There would probably be a small gain via (on `data`):
INDEX(expiry, INTID)
(This assumes you got rid of "OR expiry IS NULL".)
Why do you join to `event` at all? No fields of it are used. If you are checking for the existence of an event row before considering the patient, then ponder replacing the JOIN with an additional WHERE clause:
AND EXISTS ( SELECT * FROM event WHERE ... )
OUCH! I'm blind -- this seems worse than useless; it is a cross-join!:
join event on identity.IDENTID=intervention.PATIENTID
1.2G is reasonable for a 2G machine; be sure you are never swapping.
The NULLs, DISTINCT, etc, were to clean up the data/schema enough to then try to optimize it. Could you show me the schema, etc, after those changes:
* SHOW CREATE TABLE tbl\G -- engine, indexes
* SHOW TABLE STATUS LIKE 'tbl'\G -- sizes
* EXPLAIN SELECT ...\G -- clues of inefficiencies
* SHOW VARIABLES LIKE '%buffer%'; -- cache size
and surround them with [ code ] and [ / code ]

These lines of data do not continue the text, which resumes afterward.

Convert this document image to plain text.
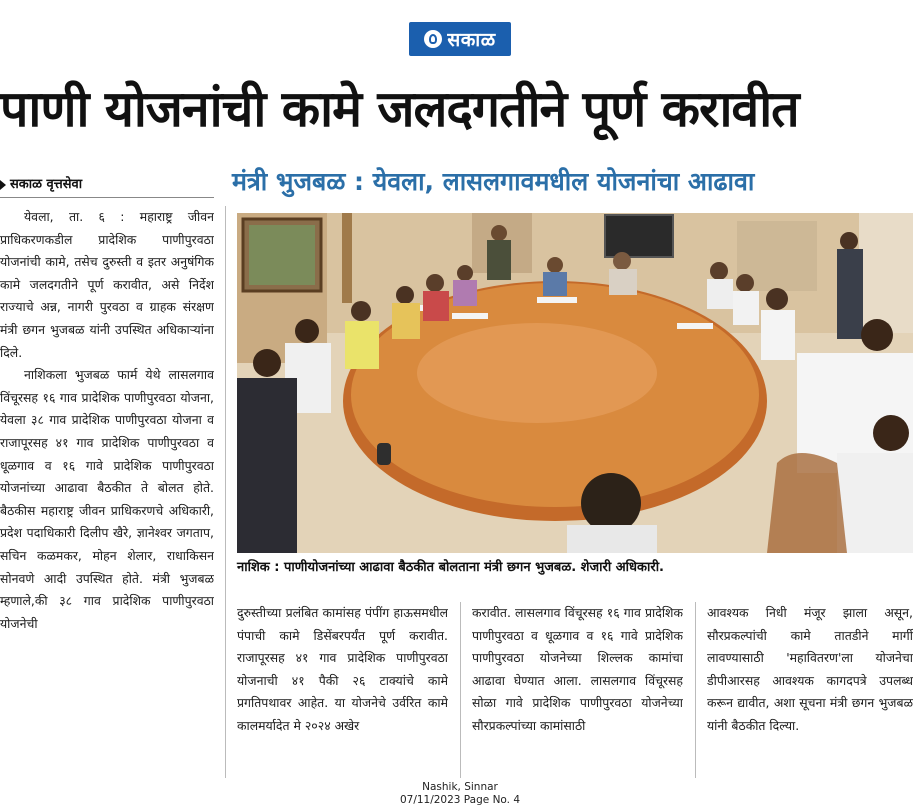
सकाळ
पाणी योजनांची कामे जलदगतीने पूर्ण करावीत
सकाळ वृत्तसेवा	मंत्री भुजबळ : येवला, लासलगावमधील योजनांचा आढावा
नाशिक : पाणीयोजनांच्या आढावा बैठकीत बोलताना मंत्री छगन भुजबळ. शेजारी अधिकारी.

येवला, ता. ६ : महाराष्ट्र जीवन प्राधिकरणकडील प्रादेशिक पाणीपुरवठा योजनांची कामे, तसेच दुरुस्ती व इतर अनुषंगिक कामे जलदगतीने पूर्ण करावीत, असे निर्देश राज्याचे अन्न, नागरी पुरवठा व ग्राहक संरक्षण मंत्री छगन भुजबळ यांनी उपस्थित अधिकाऱ्यांना दिले.

नाशिकला भुजबळ फार्म येथे लासलगाव विंचूरसह १६ गाव प्रादेशिक पाणीपुरवठा योजना, येवला ३८ गाव प्रादेशिक पाणीपुरवठा योजना व राजापूरसह ४१ गाव प्रादेशिक पाणीपुरवठा व धूळगाव व १६ गावे प्रादेशिक पाणीपुरवठा योजनांच्या आढावा बैठकीत ते बोलत होते. बैठकीस महाराष्ट्र जीवन प्राधिकरणचे अधिकारी, प्रदेश पदाधिकारी दिलीप खैरे, ज्ञानेश्वर जगताप, सचिन कळमकर, मोहन शेलार, राधाकिसन सोनवणे आदी उपस्थित होते. मंत्री भुजबळ म्हणाले,की ३८ गाव प्रादेशिक पाणीपुरवठा योजनेची

दुरुस्तीच्या प्रलंबित कामांसह पंपींग हाऊसमधील पंपाची कामे डिसेंबरपर्यंत पूर्ण करावीत. राजापूरसह ४१ गाव प्रादेशिक पाणीपुरवठा योजनाची ४१ पैकी २६ टाक्यांचे कामे प्रगतिपथावर आहेत. या योजनेचे उर्वरित कामे कालमर्यादेत मे २०२४ अखेर

करावीत. लासलगाव विंचूरसह १६ गाव प्रादेशिक पाणीपुरवठा व धूळगाव व १६ गावे प्रादेशिक पाणीपुरवठा योजनेच्या शिल्लक कामांचा आढावा घेण्यात आला. लासलगाव विंचूरसह सोळा गावे प्रादेशिक पाणीपुरवठा योजनेच्या सौरप्रकल्पांच्या कामांसाठी

आवश्यक निधी मंजूर झाला असून, सौरप्रकल्पांची कामे तातडीने मार्गी लावण्यासाठी 'महावितरण'ला योजनेचा डीपीआरसह आवश्यक कागदपत्रे उपलब्ध करून द्यावीत, अशा सूचना मंत्री छगन भुजबळ यांनी बैठकीत दिल्या.

Nashik, Sinnar
07/11/2023 Page No. 4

As for the distinction between a 4-byte artificial PK and a 16-byte UNIQUE key being used as a PK... Yes, there are tradeoffs. At this point, I don't have enough details to make a string argument either way. (NULLness, length, number of other indexes, use in WHERE, use in GROUP/ORDER BY, etc, of the UNIQUE key are factors that weigh into this discussion.)